Pelo chão espalhavam-se as peles de lontras, onças e jacarés (naquele tempo ainda não era pecado matar um bicho aqui, outro ali).

Na gaiola um casal de papagaios meio glabros gritava e assobiava ininteligivelmente como se acabasse o mundo. Um dos louros, às vezes, chamava: “Carlos!”. Quem seria?

Dois alegres e onipresentes saguis, buliçosos, perigosos, malcheirosos, aos saltos e cabriolas, como pequenos mestres de cerimônia, a nos apresentar os segredos amazônicos.

Da canastra saíam variadas coisas e a sala se fartava de seus cheiros desconhecidos: mantas de pirarucu, pacotes de farinha puba, frutas em á, em í, em ú, dourada farinha de peixe.

De entremeio, uma babel de objetos de todo tipo e tamanho: escamas de peixe para lixar unhas; olhos-de-boi a nos espiar nos quatro cantos da mesa; arcos, flechas e, um imenso tacape emplumado, supostamente capaz de afundar cabeças; cocares e enfeites de penas em cores nem sonhadas; bastões de guaraná com sabor a serragem e terra molhada; malévolos pentes de espinhos de palmeiras; macacos de látex mostrando o que não devia, logo subtraídos à curiosidade das crianças; um remo de canoa; um mole chapéu de palha; leques que pareciam secas palmeiras aplastadas; vidrinhos com estranhos óleos perfumados; um pote de barro com banha de capivara; cabeleiras de raízes olorosas.

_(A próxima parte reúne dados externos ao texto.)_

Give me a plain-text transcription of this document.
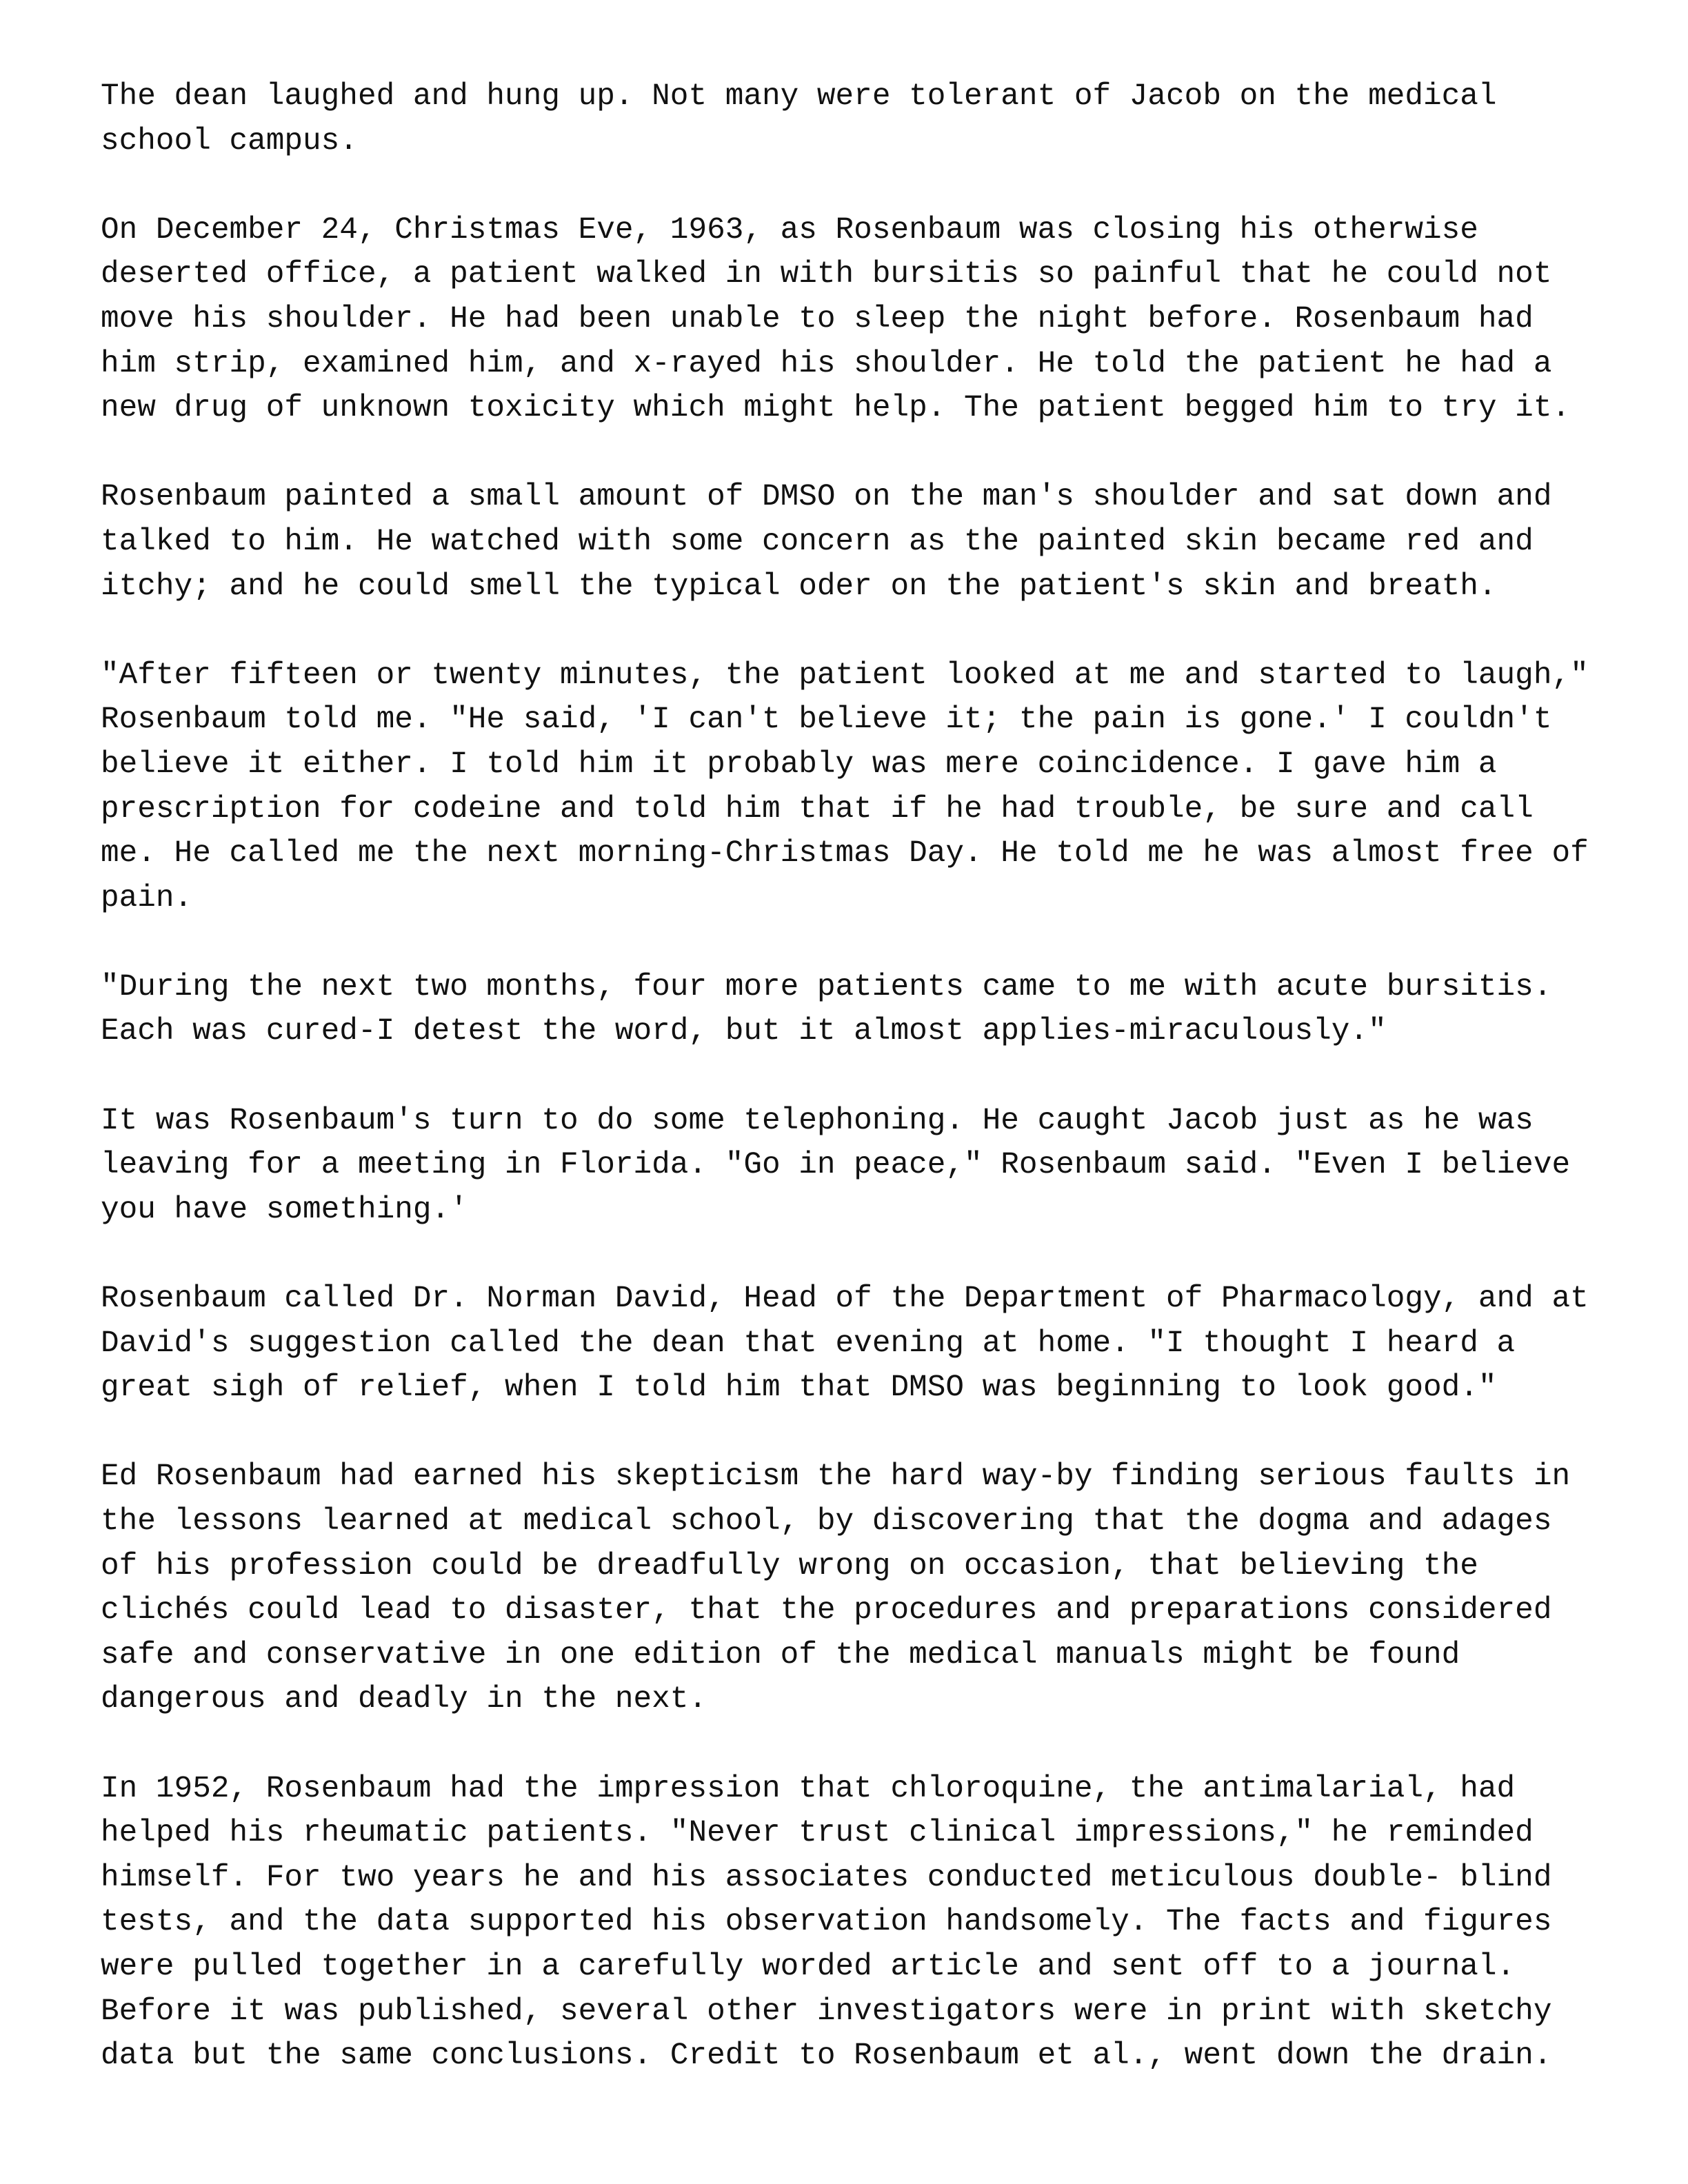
The dean laughed and hung up. Not many were tolerant of Jacob on the medical
school campus.
On December 24, Christmas Eve, 1963, as Rosenbaum was closing his otherwise
deserted office, a patient walked in with bursitis so painful that he could not
move his shoulder. He had been unable to sleep the night before. Rosenbaum had
him strip, examined him, and x-rayed his shoulder. He told the patient he had a
new drug of unknown toxicity which might help. The patient begged him to try it.
Rosenbaum painted a small amount of DMSO on the man's shoulder and sat down and
talked to him. He watched with some concern as the painted skin became red and
itchy; and he could smell the typical oder on the patient's skin and breath.
"After fifteen or twenty minutes, the patient looked at me and started to laugh,"
Rosenbaum told me. "He said, 'I can't believe it; the pain is gone.' I couldn't
believe it either. I told him it probably was mere coincidence. I gave him a
prescription for codeine and told him that if he had trouble, be sure and call
me. He called me the next morning-Christmas Day. He told me he was almost free of
pain.
"During the next two months, four more patients came to me with acute bursitis.
Each was cured-I detest the word, but it almost applies-miraculously."
It was Rosenbaum's turn to do some telephoning. He caught Jacob just as he was
leaving for a meeting in Florida. "Go in peace," Rosenbaum said. "Even I believe
you have something.'
Rosenbaum called Dr. Norman David, Head of the Department of Pharmacology, and at
David's suggestion called the dean that evening at home. "I thought I heard a
great sigh of relief, when I told him that DMSO was beginning to look good."
Ed Rosenbaum had earned his skepticism the hard way-by finding serious faults in
the lessons learned at medical school, by discovering that the dogma and adages
of his profession could be dreadfully wrong on occasion, that believing the
clichés could lead to disaster, that the procedures and preparations considered
safe and conservative in one edition of the medical manuals might be found
dangerous and deadly in the next.
In 1952, Rosenbaum had the impression that chloroquine, the antimalarial, had
helped his rheumatic patients. "Never trust clinical impressions," he reminded
himself. For two years he and his associates conducted meticulous double- blind
tests, and the data supported his observation handsomely. The facts and figures
were pulled together in a carefully worded article and sent off to a journal.
Before it was published, several other investigators were in print with sketchy
data but the same conclusions. Credit to Rosenbaum et al., went down the drain.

De tudo se contava uma história, casos cheios de aventura e mistério: ataques de malária brava, nuvens de vorazes muriçocas, chuvas que duravam meses, perigosos peixes elétricos, botos que roubavam moças, pescarias memoráveis, macacos churrasqueados, cachaças com raízes, índios flechando brancos, sete dias em canoa, noites passadas na rede, e uma baita caganeira que quase matou todo mundo.

A alma infantil descabia de si mesma e espantadamente percebia que a maior de todas as maravilhas, maior ainda do que aquele mostruário de cores, formas, perfumes e ação, que botava a selva dentro de nossa sala, era o fato de privarmos da intimidade de tão extraordinário personagem, de longe chegado com tal carregamento: Nosso Tio.